朝、ちらほらと、出勤や学校に行く生徒、ランニングをする人々が目立つ頃。
吐く息は白く、蒸気のように上にあがり、溶けるように霧散した。
まわりの木々はといえば、もう春だというのに葉っぱ一枚とつけず風に無音で揺れている。


そんな中で、俺は、寒い外気に打ち勝つためのマフラーをつけ、一息ついて外にでた。
瞬間、寒い風が俺に襲い掛かり、思わず身震いする。
やばい、この寒さは尋常じゃない。ぶっちゃけ、春なのに冬より寒かった。
誰だよ、今日は春一番の暖かい日になるでしょう、とか言ったの。
やっぱり、サボろうかなあと、家の前で考えていたら、


「じろぉぉぉうっっ!!」


春風にのって、たたき付けるような声がした。
「炬燵……」
明るく子供っぽい声からして、すぐに誰のか分かる。
長い茶髪に、まだ幼さ残る顔。肌色はしろく、瞳は黒色の二重。
名前を、月見草 炬燵(つきみぐさ こたつ)という。


俺、寒菊 白卯(かんぎく じろう)の幼なじみである。
炬燵は孤児でありながらも、容姿端麗、文武両道のパーフェクト娘だ。

「おはよ!!奇遇だねっ。一緒に学校いかない?」

奇遇も何も思いっ切り走ってきたじゃないか、と言おうとしたが、寒くて舌の呂律がまわらず頷くだけにした。
頷いた俺に、炬燵が表情を輝かす。

「……とりあえず、おはよ」

俺はマフラーに口を埋もらせながら挨拶を一応返した。

「うんっ。
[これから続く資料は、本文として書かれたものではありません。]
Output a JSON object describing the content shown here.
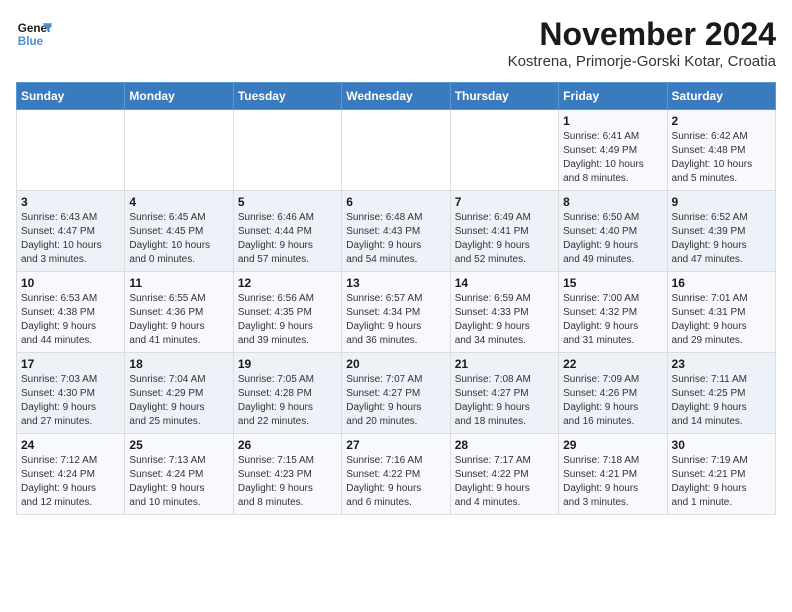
{
  "logo": {
    "line1": "General",
    "line2": "Blue"
  },
  "title": "November 2024",
  "subtitle": "Kostrena, Primorje-Gorski Kotar, Croatia",
  "weekdays": [
    "Sunday",
    "Monday",
    "Tuesday",
    "Wednesday",
    "Thursday",
    "Friday",
    "Saturday"
  ],
  "weeks": [
    [
      {
        "day": "",
        "info": ""
      },
      {
        "day": "",
        "info": ""
      },
      {
        "day": "",
        "info": ""
      },
      {
        "day": "",
        "info": ""
      },
      {
        "day": "",
        "info": ""
      },
      {
        "day": "1",
        "info": "Sunrise: 6:41 AM\nSunset: 4:49 PM\nDaylight: 10 hours\nand 8 minutes."
      },
      {
        "day": "2",
        "info": "Sunrise: 6:42 AM\nSunset: 4:48 PM\nDaylight: 10 hours\nand 5 minutes."
      }
    ],
    [
      {
        "day": "3",
        "info": "Sunrise: 6:43 AM\nSunset: 4:47 PM\nDaylight: 10 hours\nand 3 minutes."
      },
      {
        "day": "4",
        "info": "Sunrise: 6:45 AM\nSunset: 4:45 PM\nDaylight: 10 hours\nand 0 minutes."
      },
      {
        "day": "5",
        "info": "Sunrise: 6:46 AM\nSunset: 4:44 PM\nDaylight: 9 hours\nand 57 minutes."
      },
      {
        "day": "6",
        "info": "Sunrise: 6:48 AM\nSunset: 4:43 PM\nDaylight: 9 hours\nand 54 minutes."
      },
      {
        "day": "7",
        "info": "Sunrise: 6:49 AM\nSunset: 4:41 PM\nDaylight: 9 hours\nand 52 minutes."
      },
      {
        "day": "8",
        "info": "Sunrise: 6:50 AM\nSunset: 4:40 PM\nDaylight: 9 hours\nand 49 minutes."
      },
      {
        "day": "9",
        "info": "Sunrise: 6:52 AM\nSunset: 4:39 PM\nDaylight: 9 hours\nand 47 minutes."
      }
    ],
    [
      {
        "day": "10",
        "info": "Sunrise: 6:53 AM\nSunset: 4:38 PM\nDaylight: 9 hours\nand 44 minutes."
      },
      {
        "day": "11",
        "info": "Sunrise: 6:55 AM\nSunset: 4:36 PM\nDaylight: 9 hours\nand 41 minutes."
      },
      {
        "day": "12",
        "info": "Sunrise: 6:56 AM\nSunset: 4:35 PM\nDaylight: 9 hours\nand 39 minutes."
      },
      {
        "day": "13",
        "info": "Sunrise: 6:57 AM\nSunset: 4:34 PM\nDaylight: 9 hours\nand 36 minutes."
      },
      {
        "day": "14",
        "info": "Sunrise: 6:59 AM\nSunset: 4:33 PM\nDaylight: 9 hours\nand 34 minutes."
      },
      {
        "day": "15",
        "info": "Sunrise: 7:00 AM\nSunset: 4:32 PM\nDaylight: 9 hours\nand 31 minutes."
      },
      {
        "day": "16",
        "info": "Sunrise: 7:01 AM\nSunset: 4:31 PM\nDaylight: 9 hours\nand 29 minutes."
      }
    ],
    [
      {
        "day": "17",
        "info": "Sunrise: 7:03 AM\nSunset: 4:30 PM\nDaylight: 9 hours\nand 27 minutes."
      },
      {
        "day": "18",
        "info": "Sunrise: 7:04 AM\nSunset: 4:29 PM\nDaylight: 9 hours\nand 25 minutes."
      },
      {
        "day": "19",
        "info": "Sunrise: 7:05 AM\nSunset: 4:28 PM\nDaylight: 9 hours\nand 22 minutes."
      },
      {
        "day": "20",
        "info": "Sunrise: 7:07 AM\nSunset: 4:27 PM\nDaylight: 9 hours\nand 20 minutes."
      },
      {
        "day": "21",
        "info": "Sunrise: 7:08 AM\nSunset: 4:27 PM\nDaylight: 9 hours\nand 18 minutes."
      },
      {
        "day": "22",
        "info": "Sunrise: 7:09 AM\nSunset: 4:26 PM\nDaylight: 9 hours\nand 16 minutes."
      },
      {
        "day": "23",
        "info": "Sunrise: 7:11 AM\nSunset: 4:25 PM\nDaylight: 9 hours\nand 14 minutes."
      }
    ],
    [
      {
        "day": "24",
        "info": "Sunrise: 7:12 AM\nSunset: 4:24 PM\nDaylight: 9 hours\nand 12 minutes."
      },
      {
        "day": "25",
        "info": "Sunrise: 7:13 AM\nSunset: 4:24 PM\nDaylight: 9 hours\nand 10 minutes."
      },
      {
        "day": "26",
        "info": "Sunrise: 7:15 AM\nSunset: 4:23 PM\nDaylight: 9 hours\nand 8 minutes."
      },
      {
        "day": "27",
        "info": "Sunrise: 7:16 AM\nSunset: 4:22 PM\nDaylight: 9 hours\nand 6 minutes."
      },
      {
        "day": "28",
        "info": "Sunrise: 7:17 AM\nSunset: 4:22 PM\nDaylight: 9 hours\nand 4 minutes."
      },
      {
        "day": "29",
        "info": "Sunrise: 7:18 AM\nSunset: 4:21 PM\nDaylight: 9 hours\nand 3 minutes."
      },
      {
        "day": "30",
        "info": "Sunrise: 7:19 AM\nSunset: 4:21 PM\nDaylight: 9 hours\nand 1 minute."
      }
    ]
  ]
}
はやく行こっ」
きらきらとした表情で、炬燵が前にでる。

「おぅ、……ん、手紙」

ふと気付けば、ポストに半分軽く入れられた封筒らしきものが入っていた。
……ちゃんと入れてほしい。


溜息を浅くはいて、手紙を手にとり差出人を見ようと裏返すと、――書いていなかった。
封筒は、真っ白で貴族がやるような赤い封蝋が押されている。